Santander despliega IA para 185.000 empleados: lo que se sabe, lo que no y lo que viene
El banco más grande de España ha puesto IA en el escritorio de cada uno de sus empleados. Qué hay detrás del anuncio, qué está haciendo el resto del sector y por qué los números que importan aún no están sobre la mesa.
En este artículo
El anuncio es grande: Santander, banco fundado en 1857 con presencia en más de una docena de países, ha puesto capacidades de inteligencia artificial en el escritorio de cada uno de sus 185.000 empleados. No un piloto. No un PowerPoint de estrategia digital. Un despliegue operativo a escala global.
El problema es que los números internos del despliegue no están disponibles públicamente. La fuente primaria no era accesible en el momento de escribir esto. Lo que sí existe es el dato del alcance (185.000 trabajadores) y la estructura visible del proyecto. El resto hay que leerlo con esa advertencia encima de la mesa.
Pero el caso Santander no vive en el vacío. Mientras su despliegue sigue siendo opaco en métricas, otros bancos ya tienen números reales publicados. Y esos números cuentan una historia que vale la pena entender antes de que Santander empiece a hablar de ROI.
Las tres patas del despliegue de Santander
El movimiento tiene una arquitectura reconocible para cualquiera que haya visto transformaciones digitales en empresas grandes. Tres capas, en este orden:
Primera capa: infraestructura cloud. Sin migración a la nube no hay forma de escalar IA de forma homogénea a 185.000 empleados repartidos en Europa, América Latina y otros mercados. Esto no es un detalle técnico menor: es el prerrequisito que muchas empresas intentan saltarse y luego pagan caro. Intentar desplegar IA sobre sistemas heredados sin capa cloud es como intentar correr una maratón con los pies atados. Funciona en demo, explota en producción.
Segunda capa: extensión a toda la plantilla. El objetivo declarado no es automatizar procesos en el back-end sin que nadie lo note. Es cambiar cómo trabaja la gente: gestores de clientes, analistas de riesgos, equipos de operaciones, cualquier función. Eso es cualitativamente distinto a darle IA al departamento de datos y llamarlo transformación.
Tercera capa: escala global simultánea. Aquí está el reto más gordo y el menos discutido. 185.000 empleados no son un departamento piloto en Madrid. Son oficinas en Argentina, México, Brasil, Reino Unido, Polonia y otros mercados donde las condiciones regulatorias son distintas, los idiomas son distintos y los sistemas legacy tienen décadas de antigüedad y capas de personalización imposibles de documentar. Coordinar un despliegue coherente en ese entorno sin que se convierta en diecisiete proyectos paralelos que no hablan entre sí es, en sí mismo, el problema más difícil del proyecto.

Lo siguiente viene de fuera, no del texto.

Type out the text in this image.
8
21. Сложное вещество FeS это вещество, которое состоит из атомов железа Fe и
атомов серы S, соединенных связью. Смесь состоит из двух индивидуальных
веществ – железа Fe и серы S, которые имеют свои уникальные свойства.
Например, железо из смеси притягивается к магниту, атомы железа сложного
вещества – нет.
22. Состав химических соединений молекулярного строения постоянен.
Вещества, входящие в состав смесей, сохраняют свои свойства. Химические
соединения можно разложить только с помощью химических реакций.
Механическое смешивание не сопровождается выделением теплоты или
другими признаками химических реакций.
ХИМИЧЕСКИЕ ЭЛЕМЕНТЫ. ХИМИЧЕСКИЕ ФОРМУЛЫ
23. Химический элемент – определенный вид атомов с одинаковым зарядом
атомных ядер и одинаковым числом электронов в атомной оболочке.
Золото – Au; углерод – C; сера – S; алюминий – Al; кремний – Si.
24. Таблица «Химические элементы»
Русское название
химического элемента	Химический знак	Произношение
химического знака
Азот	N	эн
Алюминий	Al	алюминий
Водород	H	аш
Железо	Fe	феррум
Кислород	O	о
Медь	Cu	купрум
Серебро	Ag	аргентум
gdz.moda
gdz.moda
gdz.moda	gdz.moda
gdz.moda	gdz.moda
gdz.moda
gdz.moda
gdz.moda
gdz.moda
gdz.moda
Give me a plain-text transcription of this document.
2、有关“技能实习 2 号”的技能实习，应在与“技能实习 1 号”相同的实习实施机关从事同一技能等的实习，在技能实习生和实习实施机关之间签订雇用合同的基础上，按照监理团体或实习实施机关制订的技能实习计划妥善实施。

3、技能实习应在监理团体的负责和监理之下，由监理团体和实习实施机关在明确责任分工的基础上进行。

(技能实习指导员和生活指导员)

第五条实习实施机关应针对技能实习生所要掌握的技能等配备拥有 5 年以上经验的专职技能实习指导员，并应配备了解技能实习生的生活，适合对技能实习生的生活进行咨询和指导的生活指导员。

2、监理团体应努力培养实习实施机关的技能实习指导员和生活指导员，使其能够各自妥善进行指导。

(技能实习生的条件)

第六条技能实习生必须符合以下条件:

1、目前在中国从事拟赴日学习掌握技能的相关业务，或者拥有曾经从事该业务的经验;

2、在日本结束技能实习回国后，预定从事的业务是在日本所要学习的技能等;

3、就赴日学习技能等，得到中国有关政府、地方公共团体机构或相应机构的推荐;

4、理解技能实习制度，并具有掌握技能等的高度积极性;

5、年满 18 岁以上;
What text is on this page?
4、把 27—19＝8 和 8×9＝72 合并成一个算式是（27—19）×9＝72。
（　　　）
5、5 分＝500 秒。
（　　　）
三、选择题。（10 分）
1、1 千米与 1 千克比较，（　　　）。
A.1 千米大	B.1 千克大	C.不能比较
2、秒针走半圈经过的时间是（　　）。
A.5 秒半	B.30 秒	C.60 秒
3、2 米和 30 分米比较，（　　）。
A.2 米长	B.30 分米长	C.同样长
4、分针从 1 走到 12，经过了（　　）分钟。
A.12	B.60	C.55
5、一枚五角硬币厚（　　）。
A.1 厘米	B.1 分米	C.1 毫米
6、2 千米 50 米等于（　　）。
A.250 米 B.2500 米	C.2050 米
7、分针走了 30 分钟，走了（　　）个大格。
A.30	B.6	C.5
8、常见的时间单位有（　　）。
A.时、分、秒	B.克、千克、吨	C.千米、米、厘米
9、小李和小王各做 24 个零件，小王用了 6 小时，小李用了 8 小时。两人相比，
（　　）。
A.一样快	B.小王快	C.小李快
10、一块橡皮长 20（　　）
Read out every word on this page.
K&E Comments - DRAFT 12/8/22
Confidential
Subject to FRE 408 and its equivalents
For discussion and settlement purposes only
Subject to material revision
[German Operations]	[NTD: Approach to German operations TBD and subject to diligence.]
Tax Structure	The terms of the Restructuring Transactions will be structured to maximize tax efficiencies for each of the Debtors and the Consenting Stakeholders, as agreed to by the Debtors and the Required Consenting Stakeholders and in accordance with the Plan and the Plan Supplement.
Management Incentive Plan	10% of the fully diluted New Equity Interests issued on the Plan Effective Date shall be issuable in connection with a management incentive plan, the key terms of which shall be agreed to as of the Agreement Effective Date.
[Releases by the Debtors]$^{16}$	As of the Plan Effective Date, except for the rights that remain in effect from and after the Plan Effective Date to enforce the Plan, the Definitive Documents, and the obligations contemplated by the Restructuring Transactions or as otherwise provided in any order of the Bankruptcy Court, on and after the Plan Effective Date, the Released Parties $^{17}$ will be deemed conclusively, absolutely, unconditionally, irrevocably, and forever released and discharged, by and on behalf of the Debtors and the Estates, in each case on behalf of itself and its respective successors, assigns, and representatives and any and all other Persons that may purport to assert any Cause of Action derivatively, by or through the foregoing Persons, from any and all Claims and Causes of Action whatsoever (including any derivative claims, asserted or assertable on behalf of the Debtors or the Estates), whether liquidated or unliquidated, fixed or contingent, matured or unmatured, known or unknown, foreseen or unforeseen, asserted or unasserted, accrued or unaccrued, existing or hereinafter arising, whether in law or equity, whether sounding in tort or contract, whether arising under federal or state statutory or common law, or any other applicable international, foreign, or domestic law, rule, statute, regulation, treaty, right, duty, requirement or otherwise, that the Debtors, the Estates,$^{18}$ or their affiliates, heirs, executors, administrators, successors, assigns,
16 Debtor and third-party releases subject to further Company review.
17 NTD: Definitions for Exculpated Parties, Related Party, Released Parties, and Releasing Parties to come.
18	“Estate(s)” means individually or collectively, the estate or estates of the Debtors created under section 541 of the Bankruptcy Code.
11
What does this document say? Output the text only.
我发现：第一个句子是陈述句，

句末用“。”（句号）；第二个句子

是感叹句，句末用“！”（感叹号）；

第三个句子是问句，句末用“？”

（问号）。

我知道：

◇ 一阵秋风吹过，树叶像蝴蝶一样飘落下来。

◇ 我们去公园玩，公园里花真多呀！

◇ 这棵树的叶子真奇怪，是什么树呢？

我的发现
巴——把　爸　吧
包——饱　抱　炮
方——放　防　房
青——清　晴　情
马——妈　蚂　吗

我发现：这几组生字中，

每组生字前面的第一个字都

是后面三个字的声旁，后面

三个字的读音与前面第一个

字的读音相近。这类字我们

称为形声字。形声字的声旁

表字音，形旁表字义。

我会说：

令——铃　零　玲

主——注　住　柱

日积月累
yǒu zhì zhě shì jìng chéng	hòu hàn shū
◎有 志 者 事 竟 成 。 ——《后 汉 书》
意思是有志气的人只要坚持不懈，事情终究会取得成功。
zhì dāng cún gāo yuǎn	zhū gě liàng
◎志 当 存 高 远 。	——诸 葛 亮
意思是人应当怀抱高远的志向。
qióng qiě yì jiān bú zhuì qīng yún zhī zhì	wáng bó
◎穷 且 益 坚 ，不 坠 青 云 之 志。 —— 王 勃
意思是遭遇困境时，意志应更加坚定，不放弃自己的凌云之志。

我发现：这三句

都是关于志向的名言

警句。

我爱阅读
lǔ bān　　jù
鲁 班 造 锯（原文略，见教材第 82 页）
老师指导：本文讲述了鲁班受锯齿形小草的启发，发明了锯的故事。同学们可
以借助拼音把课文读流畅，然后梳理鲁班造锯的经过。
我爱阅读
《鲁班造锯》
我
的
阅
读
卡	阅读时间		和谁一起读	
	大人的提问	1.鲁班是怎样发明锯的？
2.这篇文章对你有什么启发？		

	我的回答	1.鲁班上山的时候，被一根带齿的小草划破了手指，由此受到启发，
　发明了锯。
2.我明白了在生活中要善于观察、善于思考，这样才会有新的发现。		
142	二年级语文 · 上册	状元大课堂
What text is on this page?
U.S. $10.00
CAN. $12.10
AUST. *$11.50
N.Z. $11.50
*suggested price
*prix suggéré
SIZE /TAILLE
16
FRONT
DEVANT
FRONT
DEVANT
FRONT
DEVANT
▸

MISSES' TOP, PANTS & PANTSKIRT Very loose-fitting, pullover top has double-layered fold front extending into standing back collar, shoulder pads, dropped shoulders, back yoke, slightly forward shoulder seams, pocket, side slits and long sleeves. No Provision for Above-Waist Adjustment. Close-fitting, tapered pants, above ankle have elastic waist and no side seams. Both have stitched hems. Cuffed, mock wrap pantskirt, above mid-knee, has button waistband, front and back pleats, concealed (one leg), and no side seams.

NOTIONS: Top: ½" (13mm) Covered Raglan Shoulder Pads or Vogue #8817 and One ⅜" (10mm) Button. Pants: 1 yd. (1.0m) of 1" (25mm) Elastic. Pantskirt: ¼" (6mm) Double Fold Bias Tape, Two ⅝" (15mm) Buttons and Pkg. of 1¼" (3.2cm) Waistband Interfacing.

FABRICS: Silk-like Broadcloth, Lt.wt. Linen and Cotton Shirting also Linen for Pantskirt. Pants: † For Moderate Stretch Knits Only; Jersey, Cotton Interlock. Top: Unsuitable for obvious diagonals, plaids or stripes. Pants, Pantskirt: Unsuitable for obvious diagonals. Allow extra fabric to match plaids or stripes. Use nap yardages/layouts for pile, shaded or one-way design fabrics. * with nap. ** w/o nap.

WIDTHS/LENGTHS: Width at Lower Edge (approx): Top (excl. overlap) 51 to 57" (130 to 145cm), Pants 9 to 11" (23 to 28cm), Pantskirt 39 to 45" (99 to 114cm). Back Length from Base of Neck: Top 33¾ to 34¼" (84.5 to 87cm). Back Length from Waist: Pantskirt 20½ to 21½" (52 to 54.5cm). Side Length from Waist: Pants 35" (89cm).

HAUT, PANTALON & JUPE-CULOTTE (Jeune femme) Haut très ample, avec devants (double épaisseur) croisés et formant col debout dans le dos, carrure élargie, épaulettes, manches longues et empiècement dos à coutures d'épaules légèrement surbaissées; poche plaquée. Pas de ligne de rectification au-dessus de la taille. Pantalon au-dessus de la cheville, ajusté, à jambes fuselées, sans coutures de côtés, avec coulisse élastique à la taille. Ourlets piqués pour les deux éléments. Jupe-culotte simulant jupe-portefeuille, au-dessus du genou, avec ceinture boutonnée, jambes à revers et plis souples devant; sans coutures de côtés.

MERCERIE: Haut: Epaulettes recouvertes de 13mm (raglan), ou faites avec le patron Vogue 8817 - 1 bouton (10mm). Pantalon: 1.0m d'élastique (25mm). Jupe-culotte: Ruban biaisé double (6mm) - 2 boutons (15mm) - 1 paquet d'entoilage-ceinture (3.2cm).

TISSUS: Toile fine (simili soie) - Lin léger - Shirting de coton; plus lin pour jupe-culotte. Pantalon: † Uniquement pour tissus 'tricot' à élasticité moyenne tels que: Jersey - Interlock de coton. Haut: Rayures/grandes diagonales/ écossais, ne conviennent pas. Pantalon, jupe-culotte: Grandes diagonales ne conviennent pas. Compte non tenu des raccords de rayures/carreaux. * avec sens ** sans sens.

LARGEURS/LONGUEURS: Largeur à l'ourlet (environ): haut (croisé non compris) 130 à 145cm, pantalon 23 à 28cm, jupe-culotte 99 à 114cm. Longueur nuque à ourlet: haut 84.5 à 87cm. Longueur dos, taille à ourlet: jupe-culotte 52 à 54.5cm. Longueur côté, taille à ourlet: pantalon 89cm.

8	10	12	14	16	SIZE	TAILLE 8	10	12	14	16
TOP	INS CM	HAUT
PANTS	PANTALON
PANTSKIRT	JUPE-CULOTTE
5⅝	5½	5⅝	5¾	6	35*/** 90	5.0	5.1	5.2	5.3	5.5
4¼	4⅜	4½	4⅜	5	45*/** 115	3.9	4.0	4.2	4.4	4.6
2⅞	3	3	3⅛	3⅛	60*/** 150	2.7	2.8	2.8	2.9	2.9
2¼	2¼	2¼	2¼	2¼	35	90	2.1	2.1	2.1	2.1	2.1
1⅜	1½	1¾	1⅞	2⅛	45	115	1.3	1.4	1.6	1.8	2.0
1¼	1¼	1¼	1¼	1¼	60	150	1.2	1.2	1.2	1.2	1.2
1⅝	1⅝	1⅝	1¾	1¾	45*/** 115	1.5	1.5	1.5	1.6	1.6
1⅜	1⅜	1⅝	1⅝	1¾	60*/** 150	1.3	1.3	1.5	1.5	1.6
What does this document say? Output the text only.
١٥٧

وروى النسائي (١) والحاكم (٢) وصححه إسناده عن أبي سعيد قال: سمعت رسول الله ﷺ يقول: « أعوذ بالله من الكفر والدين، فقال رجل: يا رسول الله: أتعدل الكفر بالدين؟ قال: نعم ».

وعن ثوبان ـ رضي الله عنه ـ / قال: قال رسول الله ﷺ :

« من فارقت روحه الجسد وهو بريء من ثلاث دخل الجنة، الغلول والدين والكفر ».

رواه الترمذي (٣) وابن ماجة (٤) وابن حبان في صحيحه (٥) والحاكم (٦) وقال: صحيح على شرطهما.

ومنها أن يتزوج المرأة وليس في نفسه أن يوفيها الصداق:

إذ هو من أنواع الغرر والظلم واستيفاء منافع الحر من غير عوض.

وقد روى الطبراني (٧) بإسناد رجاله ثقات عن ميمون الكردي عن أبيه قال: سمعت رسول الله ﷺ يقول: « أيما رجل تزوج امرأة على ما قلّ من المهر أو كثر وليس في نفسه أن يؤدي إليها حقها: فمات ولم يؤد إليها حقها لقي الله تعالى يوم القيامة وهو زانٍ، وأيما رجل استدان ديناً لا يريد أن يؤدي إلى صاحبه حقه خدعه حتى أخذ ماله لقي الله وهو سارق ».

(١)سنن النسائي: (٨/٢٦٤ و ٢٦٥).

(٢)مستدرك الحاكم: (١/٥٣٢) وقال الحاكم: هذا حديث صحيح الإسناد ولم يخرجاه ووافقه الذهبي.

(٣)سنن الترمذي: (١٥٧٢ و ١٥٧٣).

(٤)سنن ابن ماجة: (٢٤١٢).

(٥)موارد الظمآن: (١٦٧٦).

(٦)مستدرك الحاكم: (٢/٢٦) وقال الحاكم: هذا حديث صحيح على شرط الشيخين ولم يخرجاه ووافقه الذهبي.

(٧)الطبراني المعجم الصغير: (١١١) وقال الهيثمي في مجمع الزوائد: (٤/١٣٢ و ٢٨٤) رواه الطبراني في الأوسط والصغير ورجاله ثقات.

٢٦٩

El problema estructural que esto intenta resolver
La banca lleva años con una contradicción incómoda: tiene datos brutales, infraestructura enorme y procesos que siguen dependiendo de trabajo manual repetitivo.
Un analista revisando documentación de cumplimiento que una IA puede procesar en segundos. Un gestor buscando información en tres sistemas distintos que deberían hablar entre sí pero no lo hacen porque fueron construidos en décadas distintas por equipos distintos. Un equipo de back-office procesando transacciones con flujos de trabajo diseñados antes de que existiera el smartphone.
El coste de no resolver eso no es solo ineficiencia operativa. Es velocidad de respuesta al cliente. Es capacidad de detectar riesgos antes de que se conviertan en pérdidas. Es competitividad frente a fintechs que nacieron sin el peso de sistemas con treinta años de antigüedad y pueden mover en días lo que a un banco grande le cuesta trimestres.
Santander apuesta a que meter IA en el escritorio de cada empleado es la palanca para cerrar esa brecha. La lógica es sólida. Los números que confirmen si la ejecución lo es, aún no están sobre la mesa.
Mientras tanto, el Commonwealth Bank ya tiene los datos
Cuando Santander publique sus métricas, tendrá que compararse con algo. Ese algo ya existe.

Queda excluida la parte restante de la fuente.